9.4 Graph Theory - Consensus

1Reading¶

Material related to this page can be found in

2Learning Objectives¶

By the end of this page, you should know:

what is a consensus protocol
the consensus theorem
how the eigenvalues/eigenvectors of the Laplacian matrix relate to consensus in a graph

3Consensus Protocols¶

Consider a collection of $N$ agents that communicate along a set of undirected links described by a graph $G$ . Each agent has state $x_i(t) \in \mathbb{R}$ , with initial value $x_i(0)$ , and together, they wish to determine the average of the initial states $\text{avg}(\vv x(0)) = \frac{1}{N} \sum_{i=1}^N x_i(0)$ .

The agents implement the following consensus protocol:

\dot{x}_i = \sum_{j \in N_i} (x_j - x_i) = -|N_i| (x_i - \text{avg}(x_{N_i})),

(1)

where $\text{avg}(x_{N_i}) = \frac{1}{|N_i|} \sum_{j \in N_i} x_j$ is the average of the states of the neighbors of agent $i$ . This is equivalent to the first-order homogeneous linear ordinary differential equation:

\dot{\vv x} = -L\vv x. \quad (\text{AVG})

(2)

Based on our previous analysis of such systems, we know that the solution to (AVG) is given by

\vv x(t) = c_1 e^{\lambda_1 t} \vv v_1 + \cdots + c_n e^{\lambda_n t} \vv v_n, \quad \vv x(0) = \bm \vv v_1 & \cdots & \vv v_n \em \vv c. \quad (\text{SOL})

(3)

where $(\lambda_i, \vv v_i)$ , $i=1,\ldots,n$ , are the eigenvalue/eigenvector pairs of the negative graph Laplacian $-L$ . Thus, the behavior of the consensus system (AVG) is determined by the spectrum of $L$ . We will spend the rest of this lecture on understanding the following theorem:

This result is extremely intuitive! It says that so long as the information at one node can eventually reach every other node in the graph, then we can achieve consensus via the protocol (AVG). Let’s try to understand why. As in the previous lecture, we order the eigenvalues of $-L$ in decreasing order: $\lambda_1 \geq \lambda_2 \geq \cdots \geq \lambda_n$ .
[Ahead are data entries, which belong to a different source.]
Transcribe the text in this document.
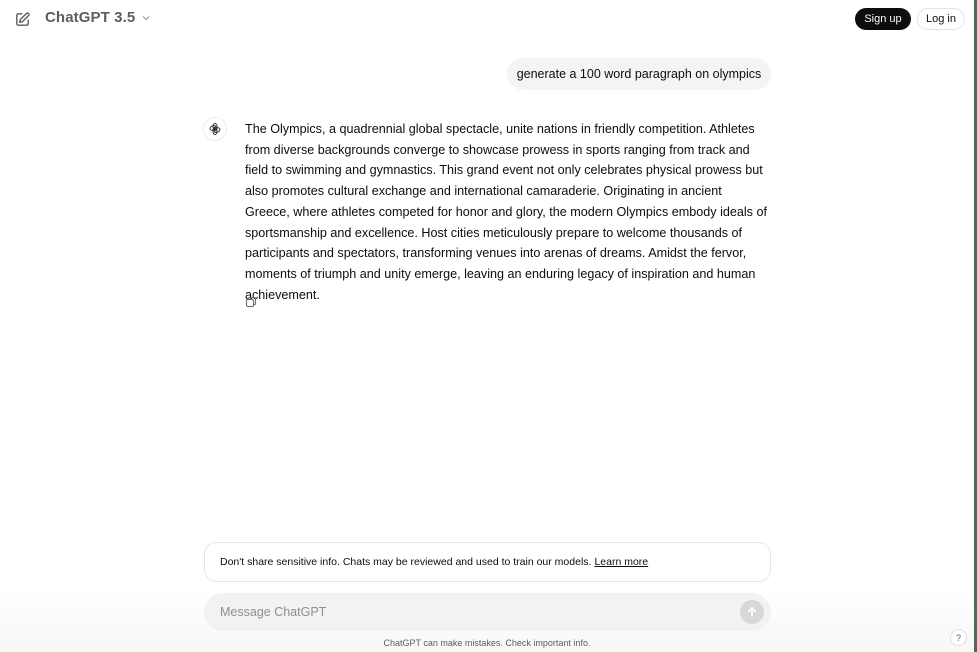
ChatGPT 3.5	Sign up	Log in
generate a 100 word paragraph on olympics
The Olympics, a quadrennial global spectacle, unite nations in friendly competition. Athletes from diverse backgrounds converge to showcase prowess in sports ranging from track and field to swimming and gymnastics. This grand event not only celebrates physical prowess but also promotes cultural exchange and international camaraderie. Originating in ancient Greece, where athletes competed for honor and glory, the modern Olympics embody ideals of sportsmanship and excellence. Host cities meticulously prepare to welcome thousands of participants and spectators, transforming venues into arenas of dreams. Amidst the fervor, moments of triumph and unity emerge, leaving an enduring legacy of inspiration and human achievement.
Don't share sensitive info. Chats may be reviewed and used to train our models. Learn more
Message ChatGPT
ChatGPT can make mistakes. Check important info.
?
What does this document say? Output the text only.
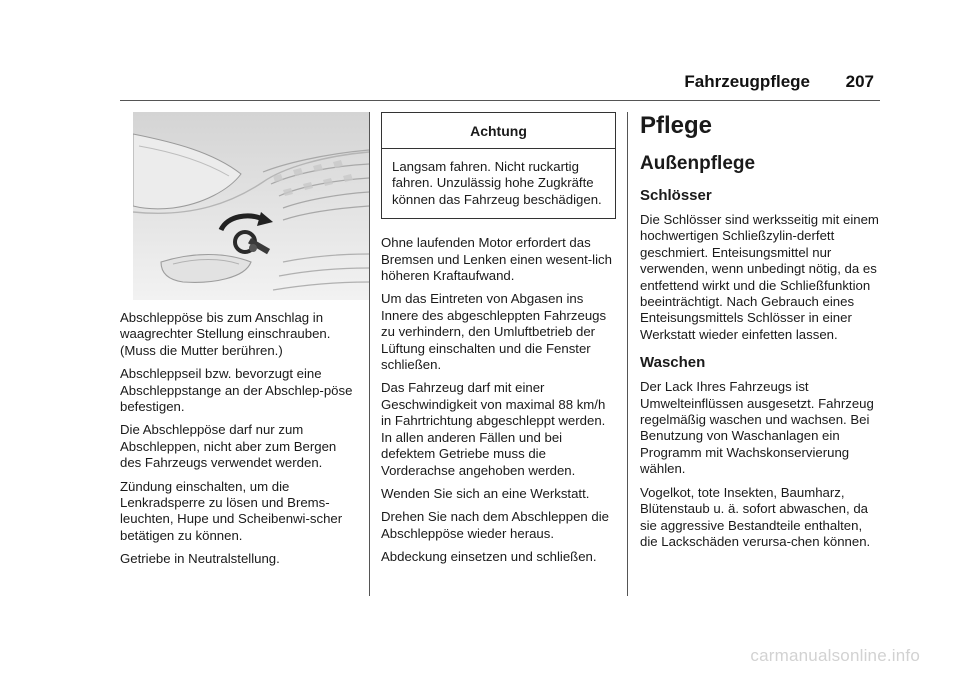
Fahrzeugpflege 207

Abschleppöse bis zum Anschlag in waagrechter Stellung einschrauben. (Muss die Mutter berühren.)

Abschleppseil bzw. bevorzugt eine Abschleppstange an der Abschlep-pöse befestigen.

Die Abschleppöse darf nur zum Abschleppen, nicht aber zum Bergen des Fahrzeugs verwendet werden.

Zündung einschalten, um die Lenkradsperre zu lösen und Brems-leuchten, Hupe und Scheibenwi-scher betätigen zu können.

Getriebe in Neutralstellung.

Achtung

Langsam fahren. Nicht ruckartig fahren. Unzulässig hohe Zugkräfte können das Fahrzeug beschädigen.

Ohne laufenden Motor erfordert das Bremsen und Lenken einen wesent-lich höheren Kraftaufwand.

Um das Eintreten von Abgasen ins Innere des abgeschleppten Fahrzeugs zu verhindern, den Umluftbetrieb der Lüftung einschalten und die Fenster schließen.

Das Fahrzeug darf mit einer Geschwindigkeit von maximal 88 km/h in Fahrtrichtung abgeschleppt werden. In allen anderen Fällen und bei defektem Getriebe muss die Vorderachse angehoben werden.

Wenden Sie sich an eine Werkstatt.

Drehen Sie nach dem Abschleppen die Abschleppöse wieder heraus.

Abdeckung einsetzen und schließen.

Pflege
Außenpflege
Schlösser

Die Schlösser sind werksseitig mit einem hochwertigen Schließzylin-derfett geschmiert. Enteisungsmittel nur verwenden, wenn unbedingt nötig, da es entfettend wirkt und die Schließfunktion beeinträchtigt. Nach Gebrauch eines Enteisungsmittels Schlösser in einer Werkstatt wieder einfetten lassen.

Waschen

Der Lack Ihres Fahrzeugs ist Umwelteinflüssen ausgesetzt. Fahrzeug regelmäßig waschen und wachsen. Bei Benutzung von Waschanlagen ein Programm mit Wachskonservierung wählen.

Vogelkot, tote Insekten, Baumharz, Blütenstaub u. ä. sofort abwaschen, da sie aggressive Bestandteile enthalten, die Lackschäden verursa-chen können.

carmanualsonline.info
Our first observation is that $\lambda_1 = 0$ , $\vv v = \vv 1$ is an eigenvalue/eigenvector pair for $-L$ . This follows from the fact that each row of $L$ sums to 0, and so:

-L \mathbf{1} = \mathbf{0} = 0 \mathbf{1}.

(4)

A fact that we’ll show is true later is that the eigenvalues of $L$ are all nonnegative, and thus we know that $\lambda_i \leq 0$ for the eigenvalues of $-L$ . As such, we know that $\lambda = 0$ is the largest eigenvalue of $-L$ : hence we label them $\lambda_1 = 0$ , $\vv v_1 = \mathbf{1}$ .

Next, we recall that for an undirected graph, the Laplacian $L$ is symmetric, and hence is diagonalized by an orthonormal eigenbasis $-L = Q \Lambda Q^T$ , where $Q = \bm \vv u_1 & \cdots & \vv u_n\em$ is an orthogonal matrix composed of orthonormal eigenvectors of $L$ , and $\Lambda = \text{diag}(\lambda_1, \ldots, \lambda_n)$ . Although we do not know $\vv u_2, \ldots, \vv u_n$ , we know that $\vv u_1 = \frac{\vv v_1}{\|\vv v_1\|}\frac{1}{\sqrt{N}} \mathbf{1}$ .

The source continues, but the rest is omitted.